Guys, this is an unnecessary thing. The IPMs have thermal sensors in them and will set a code if for any reason they don't get enough cooling. The "warning" is the big Triangle of death you see in front of you. Done! In addition, the HV ECU will keep reducing PWM duty cycle until they become cooler. In fact, it's been reported on here that several people have driven their cars for many months on a failed inverter coolant pump without even knowing because of cool ambient temps and short trips!
Not too surprised. My car ran for months with the radiator fans installed backwards. But on the first hot day of the summer, it overheated. The car is generally tolerant of abuse. I'd just rather know the first time there's a hint of a problem, and not at the point that I'm pulling over and calling AAA. Call me obsessive if you want! BTW, my car has already had one pump failure. I think this will be a relatively simple way to monitor pump activity. I'm trying to convince no one to do the same.
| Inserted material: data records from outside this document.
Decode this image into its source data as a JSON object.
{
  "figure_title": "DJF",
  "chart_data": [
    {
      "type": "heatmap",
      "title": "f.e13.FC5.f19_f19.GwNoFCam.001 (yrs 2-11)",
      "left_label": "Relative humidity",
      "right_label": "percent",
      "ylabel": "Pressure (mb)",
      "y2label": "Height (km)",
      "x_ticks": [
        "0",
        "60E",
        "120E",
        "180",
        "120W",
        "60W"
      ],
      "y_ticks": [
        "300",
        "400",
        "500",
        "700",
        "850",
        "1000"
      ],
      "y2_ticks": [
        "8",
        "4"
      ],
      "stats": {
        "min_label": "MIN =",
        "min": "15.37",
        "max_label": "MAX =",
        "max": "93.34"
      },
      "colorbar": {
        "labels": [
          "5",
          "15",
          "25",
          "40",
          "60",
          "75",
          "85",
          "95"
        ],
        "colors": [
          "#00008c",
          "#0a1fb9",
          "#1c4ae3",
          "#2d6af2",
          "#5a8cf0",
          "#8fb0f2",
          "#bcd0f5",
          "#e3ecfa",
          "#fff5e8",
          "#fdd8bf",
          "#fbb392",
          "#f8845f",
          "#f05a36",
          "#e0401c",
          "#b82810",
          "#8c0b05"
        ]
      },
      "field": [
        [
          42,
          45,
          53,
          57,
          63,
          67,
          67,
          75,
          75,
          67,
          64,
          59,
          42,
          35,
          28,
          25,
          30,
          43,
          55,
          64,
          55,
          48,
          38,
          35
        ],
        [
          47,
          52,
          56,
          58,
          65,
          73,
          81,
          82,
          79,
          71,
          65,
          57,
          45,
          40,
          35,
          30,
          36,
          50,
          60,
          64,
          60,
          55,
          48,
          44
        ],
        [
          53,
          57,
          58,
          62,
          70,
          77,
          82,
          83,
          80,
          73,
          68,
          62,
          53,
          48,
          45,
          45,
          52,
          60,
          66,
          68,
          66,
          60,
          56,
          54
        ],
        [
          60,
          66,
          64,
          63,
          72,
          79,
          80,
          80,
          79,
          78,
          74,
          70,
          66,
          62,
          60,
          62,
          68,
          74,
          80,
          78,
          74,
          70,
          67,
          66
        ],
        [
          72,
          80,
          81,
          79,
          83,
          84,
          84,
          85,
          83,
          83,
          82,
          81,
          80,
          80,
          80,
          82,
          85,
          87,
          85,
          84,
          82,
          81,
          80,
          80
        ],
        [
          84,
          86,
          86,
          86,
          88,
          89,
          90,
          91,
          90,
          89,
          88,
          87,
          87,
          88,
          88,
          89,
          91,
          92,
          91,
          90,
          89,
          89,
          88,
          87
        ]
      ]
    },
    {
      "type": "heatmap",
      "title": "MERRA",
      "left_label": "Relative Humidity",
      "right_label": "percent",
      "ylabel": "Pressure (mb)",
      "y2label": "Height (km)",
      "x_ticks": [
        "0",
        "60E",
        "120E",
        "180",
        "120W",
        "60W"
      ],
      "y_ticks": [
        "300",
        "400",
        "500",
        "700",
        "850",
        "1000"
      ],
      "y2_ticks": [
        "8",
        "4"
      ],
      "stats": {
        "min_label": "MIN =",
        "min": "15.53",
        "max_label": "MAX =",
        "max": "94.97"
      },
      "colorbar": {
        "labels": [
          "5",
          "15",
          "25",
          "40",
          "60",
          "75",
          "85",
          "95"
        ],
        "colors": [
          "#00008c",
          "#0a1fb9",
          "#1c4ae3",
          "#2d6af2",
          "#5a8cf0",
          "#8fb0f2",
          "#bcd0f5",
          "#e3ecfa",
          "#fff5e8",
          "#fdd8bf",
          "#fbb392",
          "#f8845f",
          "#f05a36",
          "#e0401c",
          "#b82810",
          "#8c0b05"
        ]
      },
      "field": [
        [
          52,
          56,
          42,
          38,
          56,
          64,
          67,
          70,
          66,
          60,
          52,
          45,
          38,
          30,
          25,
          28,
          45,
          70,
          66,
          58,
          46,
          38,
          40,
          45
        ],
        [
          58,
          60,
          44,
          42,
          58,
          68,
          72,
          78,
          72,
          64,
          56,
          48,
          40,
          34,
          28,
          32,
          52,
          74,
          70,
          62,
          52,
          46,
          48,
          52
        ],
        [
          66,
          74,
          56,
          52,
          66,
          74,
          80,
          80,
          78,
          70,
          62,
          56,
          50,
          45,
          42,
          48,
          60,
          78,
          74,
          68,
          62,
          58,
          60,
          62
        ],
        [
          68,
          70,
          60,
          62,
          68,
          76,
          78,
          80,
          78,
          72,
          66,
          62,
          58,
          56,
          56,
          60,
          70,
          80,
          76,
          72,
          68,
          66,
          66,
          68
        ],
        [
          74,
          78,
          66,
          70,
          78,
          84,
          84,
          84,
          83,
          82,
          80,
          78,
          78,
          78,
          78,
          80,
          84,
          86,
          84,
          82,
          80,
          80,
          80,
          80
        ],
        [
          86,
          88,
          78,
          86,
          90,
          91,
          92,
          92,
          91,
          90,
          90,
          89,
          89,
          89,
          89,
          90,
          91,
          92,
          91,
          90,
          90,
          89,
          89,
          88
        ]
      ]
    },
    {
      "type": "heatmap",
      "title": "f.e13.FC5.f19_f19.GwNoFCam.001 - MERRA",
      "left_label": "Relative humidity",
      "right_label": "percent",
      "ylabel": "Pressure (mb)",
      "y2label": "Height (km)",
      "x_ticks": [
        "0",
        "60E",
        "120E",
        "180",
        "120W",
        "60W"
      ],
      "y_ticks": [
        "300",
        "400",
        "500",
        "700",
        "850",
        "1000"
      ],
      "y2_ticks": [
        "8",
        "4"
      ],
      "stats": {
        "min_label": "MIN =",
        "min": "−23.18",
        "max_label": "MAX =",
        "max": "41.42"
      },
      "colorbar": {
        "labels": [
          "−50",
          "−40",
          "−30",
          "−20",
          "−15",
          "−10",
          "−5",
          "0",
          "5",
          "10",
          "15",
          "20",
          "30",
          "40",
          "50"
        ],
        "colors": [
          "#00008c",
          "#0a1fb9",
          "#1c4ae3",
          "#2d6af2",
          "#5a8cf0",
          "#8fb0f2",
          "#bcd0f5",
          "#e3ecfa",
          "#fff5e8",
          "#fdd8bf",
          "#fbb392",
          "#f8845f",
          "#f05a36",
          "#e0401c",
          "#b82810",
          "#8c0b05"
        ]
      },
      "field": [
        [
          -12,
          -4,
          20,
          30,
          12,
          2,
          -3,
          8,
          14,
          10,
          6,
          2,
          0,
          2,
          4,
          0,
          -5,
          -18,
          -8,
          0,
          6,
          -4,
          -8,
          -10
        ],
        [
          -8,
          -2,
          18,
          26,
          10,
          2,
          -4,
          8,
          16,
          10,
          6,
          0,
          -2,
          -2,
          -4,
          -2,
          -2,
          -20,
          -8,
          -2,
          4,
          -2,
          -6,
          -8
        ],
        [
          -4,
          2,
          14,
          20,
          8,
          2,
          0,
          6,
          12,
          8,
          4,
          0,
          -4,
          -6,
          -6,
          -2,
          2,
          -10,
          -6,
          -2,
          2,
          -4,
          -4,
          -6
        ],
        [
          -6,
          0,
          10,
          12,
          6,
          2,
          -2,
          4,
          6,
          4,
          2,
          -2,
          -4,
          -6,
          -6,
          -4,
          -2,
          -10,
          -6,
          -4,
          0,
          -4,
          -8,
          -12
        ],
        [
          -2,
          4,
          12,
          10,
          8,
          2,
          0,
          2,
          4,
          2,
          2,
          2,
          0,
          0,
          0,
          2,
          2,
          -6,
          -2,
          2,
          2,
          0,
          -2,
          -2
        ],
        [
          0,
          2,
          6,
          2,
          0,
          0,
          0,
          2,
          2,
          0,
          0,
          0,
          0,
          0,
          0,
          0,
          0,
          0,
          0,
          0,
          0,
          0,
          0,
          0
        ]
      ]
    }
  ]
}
The only important piece of tech you need on board is a scantool. Keep in mind that inverter pump failure almost never leaves anyone stuck on the road. You get the Red Triangle of Death, you check the code, you see it's inverter temp, then you drive sane until you get to where you are going. Any other Rube Goldberg device you come up with is going to do the same thing. If you still waste your time, put in the flow indicator, and then you are driving and suddenly the flow stops what are you going to do? Call AAA? I've concluded the most important device to have in the car (besides a good brain on the driver) is a scantool that can read all the codes. On the PRIUSCAN, It reads all the codes along with their plain-text definition. I wanted to be sure I could diagnose any problem even if I didn't have a code list or was out of cellular range.
My primary objective was to be able to predict an impending failure. A scantool is unlikely to do that. But I guess you're suggesting that pump failure is not that big of a deal. Just wait until it fails, then drive to the dealer, and have a new one installed. As long as it's not a hot day, that will probably work. But there are plenty of posts on this forum that suggest things don't always go smoothly in this event (or in this rather strange one). With the current pump recall, failures may diminish, and make this entire exercise moot. There have been failures of the redesigned pump, though.
One of these days I will disable the inverter pump and look at the inverter and converter temperatures reported by one of the ECUs to see if we can get some advanced warning before the dreaded "Christmas lights". Anyone know of a connector that's easy to unplug to disable the inverter pump?
See Hobbit's photo about half way down the page. It's surprisingly easy to disable the pump, perhaps because Toyota originally intended to include some additional monitoring/control of the pump. Possibly three speeds, like the Gen III cars evidently have. I'm guessing only catastrophic pump failures are going to result in temperature increases, while impending bearing failures might show up as momentary increases in current draw. Industrial electric motors in critical applications are routinely monitored for impending bearing failures.